ウォリアーズのバスケは今も3ポイントシュートが主体であり、チームオフェンスの中でシューターを生かす術は心得ている。またクレイが抜けたシューターの穴を埋めなければ、カリーの受けるマークは今までとは数段厳しくなっていたはずで、ヒールドのような実績ある選手の獲得が必要だった。

ヒールドはキャリア2年目の2017-18シーズンから常に3ポイントシュート成功率でリーグのトップ10をキープしている。昨シーズンは2月のトレードデッドラインでペイサーズからシクサーズにトレードされ、チームのバスケスタイルがガラリと変わる状況でも568本中219本成功(38.6%)と、3ポイントシュートを打ち、決めるという自分の仕事はブレなかった。

それでも、3ポイントシュートは補えるが、他までは補えない。ヒールドはディフェンスを苦手としており、全盛期はもちろん足をケガした近年のクレイよりもディフェンス力は落ちる。シクサーズ加入当初は先発だったがシーズンが進むにつれて出場機会を失ったのも、ディフェンスの弱さをニック・ナースが嫌ったからだ。シクサーズはプレーオフのファーストラウンドでニックスに2勝4敗で敗れたが、ヒールドは最終戦でこそ20得点と気を吐いたものの、それまでの5試合では3試合のみの起用で、プレータイムは合計でも30分しかなかった。

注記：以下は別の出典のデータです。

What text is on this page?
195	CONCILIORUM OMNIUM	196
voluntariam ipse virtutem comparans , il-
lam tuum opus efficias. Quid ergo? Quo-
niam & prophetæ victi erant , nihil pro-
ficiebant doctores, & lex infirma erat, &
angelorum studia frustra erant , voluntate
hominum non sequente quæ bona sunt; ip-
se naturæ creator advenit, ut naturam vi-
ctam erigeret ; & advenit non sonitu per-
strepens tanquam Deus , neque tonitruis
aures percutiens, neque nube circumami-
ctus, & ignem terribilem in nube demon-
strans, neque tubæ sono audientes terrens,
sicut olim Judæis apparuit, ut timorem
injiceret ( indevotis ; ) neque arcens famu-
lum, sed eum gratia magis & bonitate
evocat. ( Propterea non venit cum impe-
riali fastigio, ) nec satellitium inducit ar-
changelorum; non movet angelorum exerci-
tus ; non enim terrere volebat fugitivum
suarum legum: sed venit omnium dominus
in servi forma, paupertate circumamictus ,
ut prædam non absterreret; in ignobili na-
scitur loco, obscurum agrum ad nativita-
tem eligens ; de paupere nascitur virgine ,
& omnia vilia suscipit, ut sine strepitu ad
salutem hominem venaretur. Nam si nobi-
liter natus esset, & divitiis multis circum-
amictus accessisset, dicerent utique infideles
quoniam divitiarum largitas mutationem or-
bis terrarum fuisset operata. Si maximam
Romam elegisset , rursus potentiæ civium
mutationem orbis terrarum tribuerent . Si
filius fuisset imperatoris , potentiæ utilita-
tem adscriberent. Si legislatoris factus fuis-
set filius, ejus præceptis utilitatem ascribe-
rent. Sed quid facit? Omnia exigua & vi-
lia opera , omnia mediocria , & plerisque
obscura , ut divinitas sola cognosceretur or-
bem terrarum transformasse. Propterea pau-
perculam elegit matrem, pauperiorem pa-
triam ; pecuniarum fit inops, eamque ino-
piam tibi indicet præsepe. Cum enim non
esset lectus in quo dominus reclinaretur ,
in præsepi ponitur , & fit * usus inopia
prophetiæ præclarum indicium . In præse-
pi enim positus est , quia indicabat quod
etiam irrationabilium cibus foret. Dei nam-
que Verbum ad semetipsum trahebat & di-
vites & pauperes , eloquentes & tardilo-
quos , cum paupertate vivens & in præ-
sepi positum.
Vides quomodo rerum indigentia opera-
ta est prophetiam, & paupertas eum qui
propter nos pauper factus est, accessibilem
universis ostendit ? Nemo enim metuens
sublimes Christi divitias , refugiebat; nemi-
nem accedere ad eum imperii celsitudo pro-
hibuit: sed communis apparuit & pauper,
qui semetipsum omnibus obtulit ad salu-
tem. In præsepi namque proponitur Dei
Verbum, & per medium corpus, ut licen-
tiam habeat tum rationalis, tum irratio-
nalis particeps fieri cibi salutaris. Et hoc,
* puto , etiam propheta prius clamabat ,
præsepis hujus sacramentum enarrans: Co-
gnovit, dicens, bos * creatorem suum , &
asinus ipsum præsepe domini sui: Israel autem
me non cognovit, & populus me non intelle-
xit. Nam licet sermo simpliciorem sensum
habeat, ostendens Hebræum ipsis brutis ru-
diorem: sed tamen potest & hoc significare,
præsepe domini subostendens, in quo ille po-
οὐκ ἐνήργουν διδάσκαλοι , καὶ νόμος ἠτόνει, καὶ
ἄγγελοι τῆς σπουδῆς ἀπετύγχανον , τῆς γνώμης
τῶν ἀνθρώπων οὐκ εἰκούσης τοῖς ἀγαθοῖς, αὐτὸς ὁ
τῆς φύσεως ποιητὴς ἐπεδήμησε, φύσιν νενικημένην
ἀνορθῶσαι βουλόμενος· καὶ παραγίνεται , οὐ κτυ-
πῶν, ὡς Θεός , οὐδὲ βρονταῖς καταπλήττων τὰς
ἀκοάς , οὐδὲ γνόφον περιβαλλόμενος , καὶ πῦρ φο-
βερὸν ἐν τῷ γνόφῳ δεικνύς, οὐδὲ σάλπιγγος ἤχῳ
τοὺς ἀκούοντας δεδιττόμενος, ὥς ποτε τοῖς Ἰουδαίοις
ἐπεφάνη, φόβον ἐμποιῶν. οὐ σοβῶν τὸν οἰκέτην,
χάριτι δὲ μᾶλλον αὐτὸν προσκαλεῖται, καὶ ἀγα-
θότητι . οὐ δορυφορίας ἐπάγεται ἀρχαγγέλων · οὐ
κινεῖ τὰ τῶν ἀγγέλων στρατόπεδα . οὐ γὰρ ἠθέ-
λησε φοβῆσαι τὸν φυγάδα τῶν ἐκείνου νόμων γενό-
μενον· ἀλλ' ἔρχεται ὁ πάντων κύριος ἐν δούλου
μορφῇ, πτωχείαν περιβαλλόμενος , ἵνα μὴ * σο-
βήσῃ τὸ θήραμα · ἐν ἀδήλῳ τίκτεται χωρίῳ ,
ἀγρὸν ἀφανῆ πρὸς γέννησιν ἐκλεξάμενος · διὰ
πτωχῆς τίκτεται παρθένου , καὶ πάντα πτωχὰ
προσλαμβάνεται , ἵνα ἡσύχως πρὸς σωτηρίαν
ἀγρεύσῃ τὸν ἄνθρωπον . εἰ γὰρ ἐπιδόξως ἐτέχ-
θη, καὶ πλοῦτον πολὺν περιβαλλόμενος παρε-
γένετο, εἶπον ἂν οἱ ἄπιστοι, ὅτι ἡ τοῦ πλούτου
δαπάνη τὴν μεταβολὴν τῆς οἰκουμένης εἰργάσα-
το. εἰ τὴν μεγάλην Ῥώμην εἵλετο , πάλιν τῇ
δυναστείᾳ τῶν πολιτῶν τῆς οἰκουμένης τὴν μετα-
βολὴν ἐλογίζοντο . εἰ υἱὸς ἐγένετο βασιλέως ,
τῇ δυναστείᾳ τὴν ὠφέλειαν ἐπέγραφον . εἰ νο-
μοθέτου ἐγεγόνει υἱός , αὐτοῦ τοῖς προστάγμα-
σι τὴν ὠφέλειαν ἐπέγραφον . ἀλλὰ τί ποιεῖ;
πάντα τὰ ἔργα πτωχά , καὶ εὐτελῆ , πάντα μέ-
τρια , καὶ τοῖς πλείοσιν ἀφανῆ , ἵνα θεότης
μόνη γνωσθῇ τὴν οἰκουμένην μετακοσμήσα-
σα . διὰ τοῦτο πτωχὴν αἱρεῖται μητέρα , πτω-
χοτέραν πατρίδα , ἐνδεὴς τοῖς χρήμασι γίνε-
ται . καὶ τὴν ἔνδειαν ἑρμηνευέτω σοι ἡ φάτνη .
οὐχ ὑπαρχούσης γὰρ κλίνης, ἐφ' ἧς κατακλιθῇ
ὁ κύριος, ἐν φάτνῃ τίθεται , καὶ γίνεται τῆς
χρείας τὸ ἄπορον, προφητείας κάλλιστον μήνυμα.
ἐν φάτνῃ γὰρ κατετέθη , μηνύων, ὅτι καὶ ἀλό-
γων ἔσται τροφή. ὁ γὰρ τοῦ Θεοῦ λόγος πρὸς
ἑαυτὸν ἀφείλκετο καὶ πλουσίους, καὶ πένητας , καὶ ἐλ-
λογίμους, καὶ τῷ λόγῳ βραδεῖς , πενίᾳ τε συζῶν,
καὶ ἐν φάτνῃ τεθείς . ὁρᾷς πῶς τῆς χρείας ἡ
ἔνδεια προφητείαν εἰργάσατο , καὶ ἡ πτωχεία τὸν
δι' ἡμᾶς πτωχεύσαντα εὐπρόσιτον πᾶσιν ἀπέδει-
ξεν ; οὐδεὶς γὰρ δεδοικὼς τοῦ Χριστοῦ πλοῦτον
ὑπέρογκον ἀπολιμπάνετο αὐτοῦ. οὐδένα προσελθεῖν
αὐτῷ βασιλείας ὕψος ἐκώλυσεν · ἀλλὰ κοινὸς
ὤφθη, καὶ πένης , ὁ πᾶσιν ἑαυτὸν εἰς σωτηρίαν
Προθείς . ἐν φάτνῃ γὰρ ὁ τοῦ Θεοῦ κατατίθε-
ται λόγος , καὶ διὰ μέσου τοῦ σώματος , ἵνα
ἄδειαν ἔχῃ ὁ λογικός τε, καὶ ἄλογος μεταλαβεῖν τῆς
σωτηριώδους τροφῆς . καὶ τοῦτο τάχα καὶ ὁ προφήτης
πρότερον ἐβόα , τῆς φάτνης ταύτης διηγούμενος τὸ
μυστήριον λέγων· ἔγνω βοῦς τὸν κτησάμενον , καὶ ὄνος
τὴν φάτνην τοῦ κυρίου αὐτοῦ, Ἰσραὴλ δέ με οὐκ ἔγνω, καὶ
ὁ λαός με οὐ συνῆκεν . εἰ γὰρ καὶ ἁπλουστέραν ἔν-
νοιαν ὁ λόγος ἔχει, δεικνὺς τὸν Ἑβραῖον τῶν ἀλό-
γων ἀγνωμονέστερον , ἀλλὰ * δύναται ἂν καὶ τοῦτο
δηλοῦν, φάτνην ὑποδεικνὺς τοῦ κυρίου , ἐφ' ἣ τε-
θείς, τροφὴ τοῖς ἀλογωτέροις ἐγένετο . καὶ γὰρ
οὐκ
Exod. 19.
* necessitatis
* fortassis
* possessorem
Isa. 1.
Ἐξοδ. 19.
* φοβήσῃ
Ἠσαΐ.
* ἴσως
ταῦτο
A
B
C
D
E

クレイはその優れたシュート力でカリーの相棒となったが、カリーの分までディフェンスを負担できた。ヒールドをスタメンで使うなら、36歳のカリーがディフェンスの負担増で消耗することになる。ディアンソニー・メルトンとカイル・アンダーソンという新戦力も含め、カリーと他の選手をどう組み合わせてチームのパフォーマンスを最大化するかは、これから試行錯誤の中で築いていかなければならない。

ウォリアーズはラウリ・マルカネンの獲得も狙っているようだが、こちらは相当な条件を提示しない限りジャズはエースの放出に応じないだろう。再建中のジャズを納得させるにはジョナサン・クミンガやブランディン・ポジェムスキーといった若手のトップクラスを譲渡する必要があり、その場合もチームの最適なバランスを見いだす作業は極めて難しいものになる。

いずれにしても『王朝』は傾き、クレイにはほとんど見返りがないまま出て行かれ、ポール・ジョージも獲得できずにフリーエージェント市場での収穫がなかった以上、優勝争いのできるチームを作るには難しい課題をいくつも越えなければいけない。ヒールドはチームの課題をすべて解決するわけではないが、手頃な契約で実績ある選手を獲得できたのは間違いない。マルカネン獲得がどうなるか、他の補強の動きも含め、一つひとつ解決していくしかない。